Enfin, contrairement à ce que soutient le syndicat des copropriétaires, cette preuve ne résulte pas de la seule carence du défendeur, même réitéré, ni des considérations générales du syndicat sur la trésorerie de la copropriété dont aucun élément n’établit qu’elle ait été compromise de quelque manière. Si les manquements systématiques et répétés de Madame [L] [N] à son obligation essentielle à l’égard du syndicat des copropriétaires de régler les charges de copropriété, sans motif valable pouvant expliquer sa carence, sont constitutifs d’une faute, il n’en demeure pas moins que le syndicat des copropriétaires ne démontre pas l’existence d’un préjudice distinct.
Dans ces conditions, il convient de débouter le syndicat des copropriétaires de sa demande de dommages et intérêts.
Sur les dépens et les frais irrépétibles
En application de l’article 696 du code de procédure civile, Madame [L] [N] sera condamnée aux dépens.
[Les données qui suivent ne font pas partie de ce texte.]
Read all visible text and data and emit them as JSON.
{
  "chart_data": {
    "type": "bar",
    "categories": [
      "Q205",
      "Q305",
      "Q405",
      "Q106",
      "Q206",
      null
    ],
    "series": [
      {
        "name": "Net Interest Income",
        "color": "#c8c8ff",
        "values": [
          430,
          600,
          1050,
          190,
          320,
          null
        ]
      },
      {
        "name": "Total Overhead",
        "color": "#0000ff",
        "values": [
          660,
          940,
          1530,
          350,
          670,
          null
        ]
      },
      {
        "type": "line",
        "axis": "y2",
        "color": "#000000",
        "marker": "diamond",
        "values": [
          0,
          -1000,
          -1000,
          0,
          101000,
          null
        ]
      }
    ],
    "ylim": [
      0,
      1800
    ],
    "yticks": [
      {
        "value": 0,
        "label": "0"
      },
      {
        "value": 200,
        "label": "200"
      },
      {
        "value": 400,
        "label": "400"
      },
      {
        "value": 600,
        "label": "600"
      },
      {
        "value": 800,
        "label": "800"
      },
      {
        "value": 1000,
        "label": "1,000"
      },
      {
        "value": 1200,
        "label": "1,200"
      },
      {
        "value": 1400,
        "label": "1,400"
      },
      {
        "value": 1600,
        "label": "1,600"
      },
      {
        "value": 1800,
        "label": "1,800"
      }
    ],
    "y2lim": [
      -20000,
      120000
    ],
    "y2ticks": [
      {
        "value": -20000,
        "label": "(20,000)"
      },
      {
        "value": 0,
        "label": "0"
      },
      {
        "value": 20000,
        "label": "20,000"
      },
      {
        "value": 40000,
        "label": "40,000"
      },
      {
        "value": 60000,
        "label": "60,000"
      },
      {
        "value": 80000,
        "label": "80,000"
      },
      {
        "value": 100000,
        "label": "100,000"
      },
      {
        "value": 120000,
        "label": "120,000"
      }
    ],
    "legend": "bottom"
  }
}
L’équité commande également de condamner Madame [L] [N] à payer au le syndicat des copropriétaires de la copropriété [Adresse 4] la somme de 2.000 euros au titre de l’article 700 du code de procédure civile.
PAR CES MOTIFS
CONFORMEMENT À LA PROCÉDURE ACCÉLÉRÉE AU FOND, PAR JUGEMENT PRONONCÉ PAR MISE A DISPOSITION AU GREFFE, CONTRADICTOIRE ET EN PREMIER RESSORT,
CONDAMNE Madame [L] [N] à payer au le syndicat des copropriétaires de la copropriété [Adresse 4] la somme de 7.052,87 euros, selon décompte arrêté au 1er février 2025, au titre des charges de copropriété, assortie des intérêts au taux légal à compter de l’assignation;
CONDAMNE Madame [L] [N] à payer au le syndicat des copropriétaires de la copropriété [Adresse 4] la somme de 192,10 euros au titre des frais de recouvrement, assortie des intérêts au taux légal à compter de l’assignation ;
ORDONNE la capitalisation des intérêts ;
DEBOUTE le Syndicat des copropriétaires de la copropriété [Adresse 4] de sa demande de dommages et intérêts ;
CONDAMNE Madame [L] [N] à payer au le syndicat des copropriétaires de la copropriété [Adresse 4] la somme de 2.000 euros à titre de l’article 700 du code de procédure civile ;
CONDAMNE Madame [L] [N] aux dépens de l’instance ;
RAPPELLE que la présente décision est exécutoire de droit par provision.